China’s leading job portal Zhaopin released its 2016 White-Collar Worker Satisfaction Index Report. The report found that white-collar workers in China were not satisfied with either their work or personal lives in 2016 due to limited promotion opportunities, lack of vacations and disappointing sex life.
Zhaopin conducted the survey to gauge white-collar workers’ satisfaction levels with both their work and personal lives in 2016. The satisfaction at work was measured by salary, welfare, training, promotion, and interpersonal relationship. The satisfaction in personal lives was measured by physical well-being, sex life, reading, vacation, family time, and psychological well-being. More than 12,000 white-collar workers participated in the survey.

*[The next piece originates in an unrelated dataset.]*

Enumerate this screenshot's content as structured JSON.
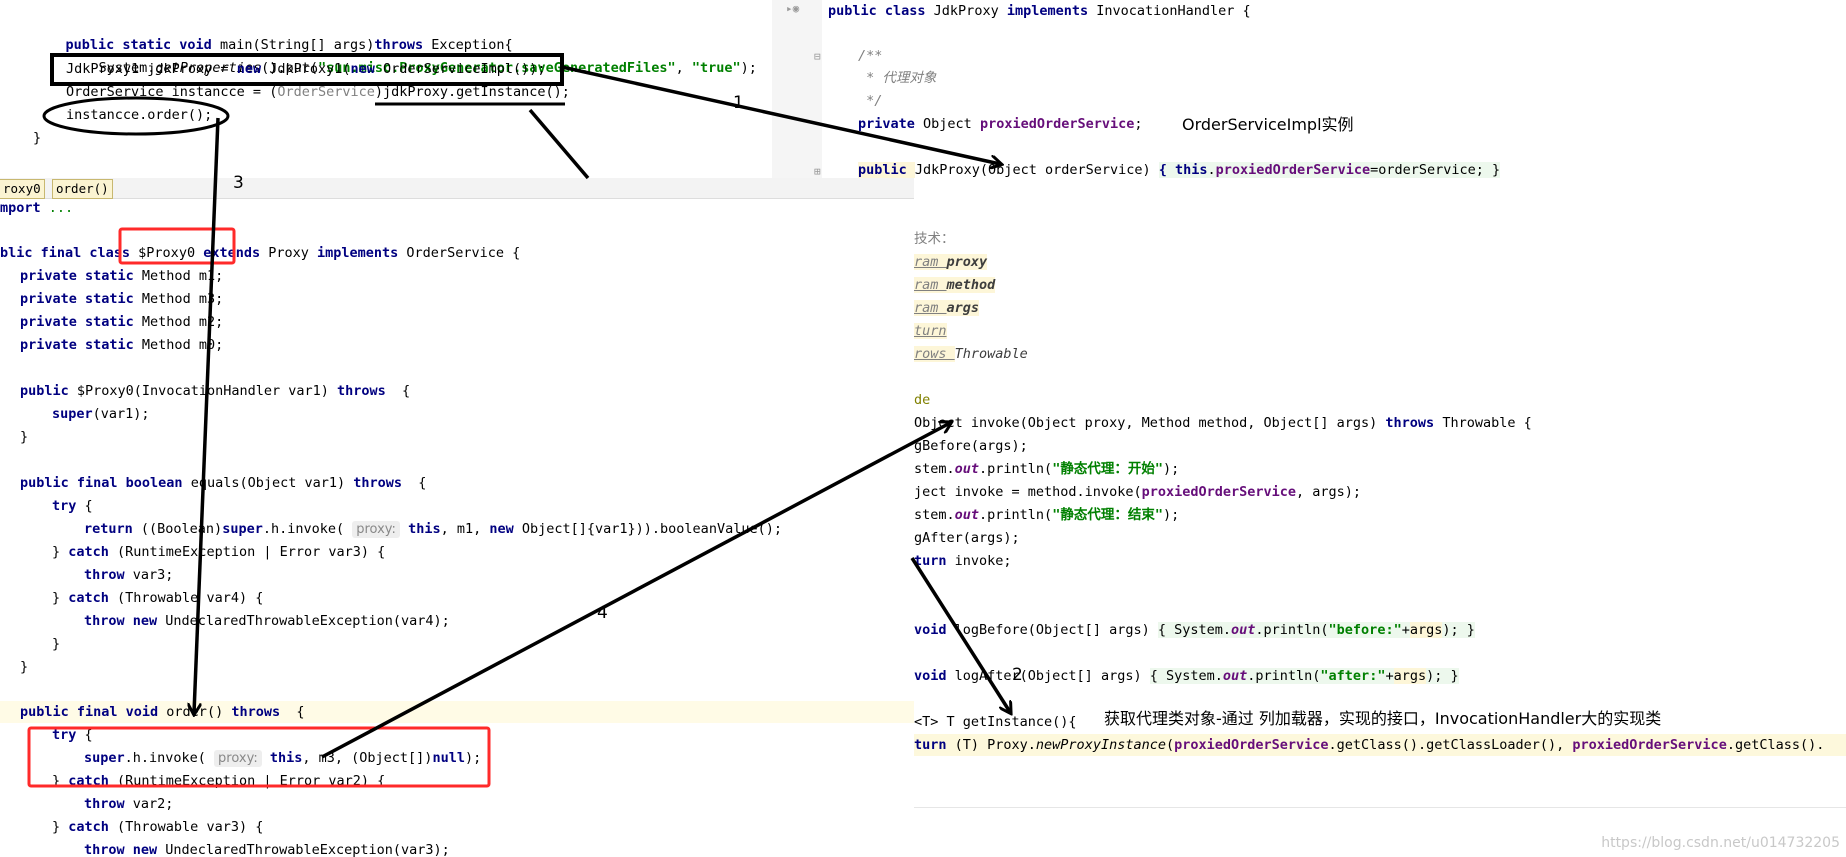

According to Zhaopin experts, the satisfaction index was affected not only by company operations and macro-economic environment, but also by white-collar workers’ expectations. The low satisfaction reflected employees’ high expectations for both work and life. The survey results can be a good reference point for employers to improve their talent management strategies and policies.
Key Findings of Zhaopin Report on Satisfaction Index for White-Collar Workers:
- White-collar workers in China had low satisfaction with both their work and personal lives in 2016, with a satisfaction index of 2.33 for work and 2.34 for life (measured from 0 to 5, with 5 as the highest).
- For work, white-collar workers were most dissatisfied with promotion opportunities in 2016, with a satisfaction index reading of 1.86. Nearly 80% of survey respondents did not get a promotion.
- White-collar workers with an average monthly salary of more than RMB25,000 were most satisfied with their jobs (2.82), while workers with a salary below RMB2,000 were least satisfied with their jobs (1.40).
- In their personal lives, white-collar workers were most dissatisfied with their sexual activity level for the fourth consecutive year. More than half of respondents had sex less than once a month in 2016.
- Almost 40% of white-collar workers did not take any vacation in 2016.